会議にイスは必要なし!?「立ち会議」の意外な効果

新しい働き方 「立ちスタイル」はメリット尽くし?

カテゴリ:国内

  • 時間の短縮、スペースの効率化、生産性アップ
  • 会議の8割が1時間程かかっていたが、立ち会議では5分~30分で終了
  • ざっくばらんに若手も意見を言える環境

“立ったまま行う”会議

「みなさん打合せを始めますのでこちらにお集まりください」  

東京・丸の内にある東京海上日動火災保険・本社ビルの経営企画部内で取り組んでいるのが、“立ったまま行う”会議。    
 注目すべきは、その“時間”。 

東京海上日動火災保険(東京・丸の内)

間髪入れずに次々と意見が飛び交う会議は、わずか5分たらずで終了した。

会議に出席した社員は、「立ってやることによって逆に疲れないように効率的に早めに切り上げるじゃないですけど、ポイントを絞って話そうという意識になります」 と話す。

会議時間を短くし、生産性を高める為に導入された“立ち会議”。     
会議が短時間で終わるよう、“資料作り”も変化が表れていた。 

「事前にメールで、どの資料を使うか、今回の会議のポイントはこういうことです、など事前に資料に目を通した上で集まっている」 と社員は話す。

ざっくばらんに若手も意見を言える環境

 これまで会議の8割が1時間程度かかっていたが、立ち会議導入以降、ほとんどが5分から30分で終わるようになったという。     
 
さらに若手社員は、「みんなで囲んで改まって会議するより、同じ画面を見て話した方がフランクに意見もいいやすくてすごくいい」 と、思わぬ効果を話す。

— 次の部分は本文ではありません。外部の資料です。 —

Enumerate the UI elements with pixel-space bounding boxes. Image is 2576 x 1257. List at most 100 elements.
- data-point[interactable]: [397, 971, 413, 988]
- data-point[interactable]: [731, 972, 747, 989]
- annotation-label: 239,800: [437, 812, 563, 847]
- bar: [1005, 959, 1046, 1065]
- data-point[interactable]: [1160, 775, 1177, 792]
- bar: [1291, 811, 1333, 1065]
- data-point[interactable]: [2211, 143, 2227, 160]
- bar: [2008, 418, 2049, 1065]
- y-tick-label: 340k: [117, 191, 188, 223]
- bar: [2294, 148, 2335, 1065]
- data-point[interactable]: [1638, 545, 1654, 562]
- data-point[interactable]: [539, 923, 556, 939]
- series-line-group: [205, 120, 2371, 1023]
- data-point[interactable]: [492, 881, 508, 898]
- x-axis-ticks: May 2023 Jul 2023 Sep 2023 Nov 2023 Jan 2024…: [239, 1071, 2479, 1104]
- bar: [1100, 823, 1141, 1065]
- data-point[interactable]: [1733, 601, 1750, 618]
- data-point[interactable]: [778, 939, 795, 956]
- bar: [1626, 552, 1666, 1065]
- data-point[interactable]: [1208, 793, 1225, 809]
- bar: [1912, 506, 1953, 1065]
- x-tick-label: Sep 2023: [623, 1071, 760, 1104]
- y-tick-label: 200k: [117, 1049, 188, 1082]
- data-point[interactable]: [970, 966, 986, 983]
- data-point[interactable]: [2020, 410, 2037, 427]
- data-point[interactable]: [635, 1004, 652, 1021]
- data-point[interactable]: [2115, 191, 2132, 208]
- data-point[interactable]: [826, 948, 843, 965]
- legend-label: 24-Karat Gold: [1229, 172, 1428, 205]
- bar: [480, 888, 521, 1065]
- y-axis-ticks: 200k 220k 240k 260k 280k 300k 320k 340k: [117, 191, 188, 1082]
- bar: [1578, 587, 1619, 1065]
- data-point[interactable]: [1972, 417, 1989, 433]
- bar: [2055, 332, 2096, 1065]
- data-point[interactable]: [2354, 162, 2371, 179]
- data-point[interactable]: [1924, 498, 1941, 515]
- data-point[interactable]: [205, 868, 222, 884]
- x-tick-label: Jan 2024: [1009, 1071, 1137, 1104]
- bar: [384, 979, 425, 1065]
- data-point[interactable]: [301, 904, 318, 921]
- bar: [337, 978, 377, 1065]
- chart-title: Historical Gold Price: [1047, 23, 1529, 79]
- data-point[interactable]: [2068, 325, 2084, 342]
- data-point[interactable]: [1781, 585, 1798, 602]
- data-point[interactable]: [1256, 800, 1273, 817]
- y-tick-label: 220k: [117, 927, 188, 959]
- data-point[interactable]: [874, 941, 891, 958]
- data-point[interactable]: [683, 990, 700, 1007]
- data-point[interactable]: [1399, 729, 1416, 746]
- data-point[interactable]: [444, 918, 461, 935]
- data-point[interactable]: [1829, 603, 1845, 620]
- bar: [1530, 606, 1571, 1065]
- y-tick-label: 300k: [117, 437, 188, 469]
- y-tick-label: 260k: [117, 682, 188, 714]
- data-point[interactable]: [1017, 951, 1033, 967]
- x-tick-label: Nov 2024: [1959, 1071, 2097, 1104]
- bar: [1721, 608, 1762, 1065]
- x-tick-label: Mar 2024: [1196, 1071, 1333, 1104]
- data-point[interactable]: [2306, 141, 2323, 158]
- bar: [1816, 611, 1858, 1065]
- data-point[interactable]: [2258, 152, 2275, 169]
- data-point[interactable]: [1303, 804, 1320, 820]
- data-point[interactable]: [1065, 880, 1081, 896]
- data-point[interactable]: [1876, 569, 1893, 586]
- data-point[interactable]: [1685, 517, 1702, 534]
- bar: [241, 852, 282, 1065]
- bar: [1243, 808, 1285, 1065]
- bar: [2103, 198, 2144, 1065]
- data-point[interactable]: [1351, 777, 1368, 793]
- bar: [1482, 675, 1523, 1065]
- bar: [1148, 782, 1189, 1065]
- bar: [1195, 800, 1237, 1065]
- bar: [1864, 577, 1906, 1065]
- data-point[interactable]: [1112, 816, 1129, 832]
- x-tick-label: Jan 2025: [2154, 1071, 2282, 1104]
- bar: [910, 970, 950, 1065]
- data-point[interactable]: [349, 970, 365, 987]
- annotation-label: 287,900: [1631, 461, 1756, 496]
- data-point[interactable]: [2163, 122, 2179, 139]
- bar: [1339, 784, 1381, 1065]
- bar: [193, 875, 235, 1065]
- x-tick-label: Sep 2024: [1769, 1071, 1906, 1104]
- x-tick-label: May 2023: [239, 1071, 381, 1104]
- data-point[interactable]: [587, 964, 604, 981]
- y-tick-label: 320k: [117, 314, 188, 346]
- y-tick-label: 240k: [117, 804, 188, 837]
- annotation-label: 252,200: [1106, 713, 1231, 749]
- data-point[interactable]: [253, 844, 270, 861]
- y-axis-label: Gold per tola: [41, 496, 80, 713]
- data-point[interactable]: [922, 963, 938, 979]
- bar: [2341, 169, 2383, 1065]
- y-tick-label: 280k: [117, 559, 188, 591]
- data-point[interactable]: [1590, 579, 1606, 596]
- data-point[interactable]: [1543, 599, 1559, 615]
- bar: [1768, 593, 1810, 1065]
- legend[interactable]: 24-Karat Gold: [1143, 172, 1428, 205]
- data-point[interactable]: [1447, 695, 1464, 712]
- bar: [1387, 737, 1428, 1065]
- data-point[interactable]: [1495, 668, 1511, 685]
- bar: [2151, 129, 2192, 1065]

従来の形式ばった“会議室”ではない為、ざっくばらんに若手も意見を言える環境が生まれたという。

内田洋行(東京・中央区)

“スマートボード”で会議

こうした“会議改革”に、商機を見出す企業も出てきている。 

東京・中央区にある内田洋行では、ホワイトボードならぬ、“スマートボード”の活用で、テレワーク勤務する社員や離れた部署を映像でつなぎ、会議を行っている。
意見を出し合うだけでなく、相互でボードに直接書き込めるシステムも備えたこの商品は1年で100台売れたという。
 
内田洋行ICTプロダクト企画部・橋本雅司課長は、「今までだったら出張してもらうとか、場合によっては参加できなかったメンバーにも同じ会議室の中にいるような状態で板書に相互に書きあうことができる。また、情報をすぐにPDFで渡すことが出来たり、決めた内容がすぐにアクションに移せる」と話す。

「時間は資源」を象徴する会議の“スマート化”。 
 多くの企業が採用する動きが出ている。

時間の短縮、スペースの効率化

経営コンサルタントの松江 英夫氏は、「立った会議だと結論を早く出そうとするので無駄なことを考えなくなる。時間の短縮につながるし、会議室を取る必要がないのでスペースの効率化にもなる。しかし、立ち会議ばかりやっているとさすがに疲れるので、目的に応じた会議のスタイルが大事かなと思う」と指摘する。